Infosys became the fourth Indian firm to cross market capitalisation of $100 billion after TCS, Reliance Industries Limited and HDFC Bank.

Infosys signboard
Money Market cap Tuesday, August 24, 2021 - 17:51

IT major Infosys’s market capitalisation (market cap) crossed the $100 billion mark on Tuesday, August 24 as its stock touched an all-time high of Rs 1,755.60 on the Bombay Stock Exchange (BSE). Infosys became the fourth Indian company to cross market cap of $100 billion after Tata Consultancy Services (TCS), Reliance Industries Limited (RIL) and HDFC Bank. RIL has a market cap of $140 billion, followed by TCS at $115 billion, and HDFC Bank at $100.1 billion.

Infosys has been among the fastest growing companies over the past few years due to broad-based traction in cloud, cyber security, customer experience, among others, analysts told The Mint. Infosys’ net profit in the June quarter rose 23% annually to Rs 5,195 crore. 

The stock has seen an upsurge after the company management raised revenue growth to 14-16% for fiscal 2022 last month. Strong Q1 growth, good order wins and a formidable deal pipeline pushed the company’s shares, according to Infosys. 

Reiterating its buy rating on the stock, Motilal Oswal stated, “We expect Infosys to deliver another year of an ongoing guidance raise as the current one does not fully factor in strong technology demand and execution of its record high deal wins. We continue to view Infosys as a key beneficiary of a recovery in IT spends in FY22, given its capabilities around Cloud and Digital transformation. We value Infosys at 27x FY23E earnings per share and reiterate our buy rating.”
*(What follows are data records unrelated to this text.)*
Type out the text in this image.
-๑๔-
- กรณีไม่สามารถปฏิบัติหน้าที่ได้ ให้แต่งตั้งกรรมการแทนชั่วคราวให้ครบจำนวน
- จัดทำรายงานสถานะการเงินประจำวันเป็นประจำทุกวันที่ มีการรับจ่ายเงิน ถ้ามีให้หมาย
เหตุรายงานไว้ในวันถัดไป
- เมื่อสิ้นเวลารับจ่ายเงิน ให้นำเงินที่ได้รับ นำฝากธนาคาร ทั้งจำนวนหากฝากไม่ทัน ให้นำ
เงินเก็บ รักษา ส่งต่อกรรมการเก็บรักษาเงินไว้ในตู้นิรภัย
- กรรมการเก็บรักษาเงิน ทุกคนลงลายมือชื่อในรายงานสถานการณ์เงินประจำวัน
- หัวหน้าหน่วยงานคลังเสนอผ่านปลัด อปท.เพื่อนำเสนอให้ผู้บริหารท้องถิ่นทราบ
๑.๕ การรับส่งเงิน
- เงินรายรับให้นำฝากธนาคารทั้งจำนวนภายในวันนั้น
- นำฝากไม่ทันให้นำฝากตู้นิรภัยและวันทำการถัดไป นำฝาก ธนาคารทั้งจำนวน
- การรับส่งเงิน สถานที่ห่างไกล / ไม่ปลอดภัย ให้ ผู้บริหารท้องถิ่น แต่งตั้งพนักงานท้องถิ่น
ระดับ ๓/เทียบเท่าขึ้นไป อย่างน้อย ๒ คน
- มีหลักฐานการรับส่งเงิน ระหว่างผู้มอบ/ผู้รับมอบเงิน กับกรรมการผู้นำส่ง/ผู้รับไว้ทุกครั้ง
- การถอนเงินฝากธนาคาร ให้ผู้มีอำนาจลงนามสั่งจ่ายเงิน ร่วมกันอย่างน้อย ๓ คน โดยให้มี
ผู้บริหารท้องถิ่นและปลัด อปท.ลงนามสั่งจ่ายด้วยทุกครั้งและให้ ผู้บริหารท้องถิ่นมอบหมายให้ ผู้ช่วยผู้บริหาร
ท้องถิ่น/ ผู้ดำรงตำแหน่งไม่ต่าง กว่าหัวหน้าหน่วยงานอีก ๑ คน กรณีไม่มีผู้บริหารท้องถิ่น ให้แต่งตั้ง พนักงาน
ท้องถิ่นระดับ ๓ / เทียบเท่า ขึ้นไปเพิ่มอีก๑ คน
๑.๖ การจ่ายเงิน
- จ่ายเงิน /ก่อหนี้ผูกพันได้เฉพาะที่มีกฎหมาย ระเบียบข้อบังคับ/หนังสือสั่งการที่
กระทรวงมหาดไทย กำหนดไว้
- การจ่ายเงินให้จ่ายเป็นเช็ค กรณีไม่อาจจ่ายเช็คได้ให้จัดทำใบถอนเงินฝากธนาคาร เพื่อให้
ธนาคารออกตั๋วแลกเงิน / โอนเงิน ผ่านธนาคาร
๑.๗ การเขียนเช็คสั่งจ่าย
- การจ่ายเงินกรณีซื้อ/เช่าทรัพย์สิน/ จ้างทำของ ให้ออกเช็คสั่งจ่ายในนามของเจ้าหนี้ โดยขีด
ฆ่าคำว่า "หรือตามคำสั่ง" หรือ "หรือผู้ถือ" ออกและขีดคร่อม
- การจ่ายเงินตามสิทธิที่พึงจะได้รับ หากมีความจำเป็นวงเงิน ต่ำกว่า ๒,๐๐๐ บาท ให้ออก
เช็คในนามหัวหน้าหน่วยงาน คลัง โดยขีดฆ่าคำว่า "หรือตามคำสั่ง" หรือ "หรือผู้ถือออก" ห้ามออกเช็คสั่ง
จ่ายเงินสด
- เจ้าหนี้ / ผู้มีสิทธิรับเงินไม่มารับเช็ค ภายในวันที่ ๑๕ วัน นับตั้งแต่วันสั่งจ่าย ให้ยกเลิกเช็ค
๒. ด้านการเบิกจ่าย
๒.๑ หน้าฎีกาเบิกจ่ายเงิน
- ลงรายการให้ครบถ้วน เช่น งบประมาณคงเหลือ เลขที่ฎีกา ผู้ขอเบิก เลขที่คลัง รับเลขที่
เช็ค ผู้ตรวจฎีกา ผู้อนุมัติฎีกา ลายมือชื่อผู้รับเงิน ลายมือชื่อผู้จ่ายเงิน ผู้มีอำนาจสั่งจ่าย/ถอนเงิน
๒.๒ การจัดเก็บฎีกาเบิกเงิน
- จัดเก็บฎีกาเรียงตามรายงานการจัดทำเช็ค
Infosys is witnessing strong demand from clients across segments as clients are looking to aggressively invest in IT to cut their cost in legacy operation and redirect those savings in new areas of growth, Edelweiss Research said in a note to its investors. “Despite supply-side pressure, Infosys is targeting to deliver margins in a similar range like FY21 (if we exclude one-time cost benefit impact from FY21) as it benefits from higher offshoring and automation,” it added.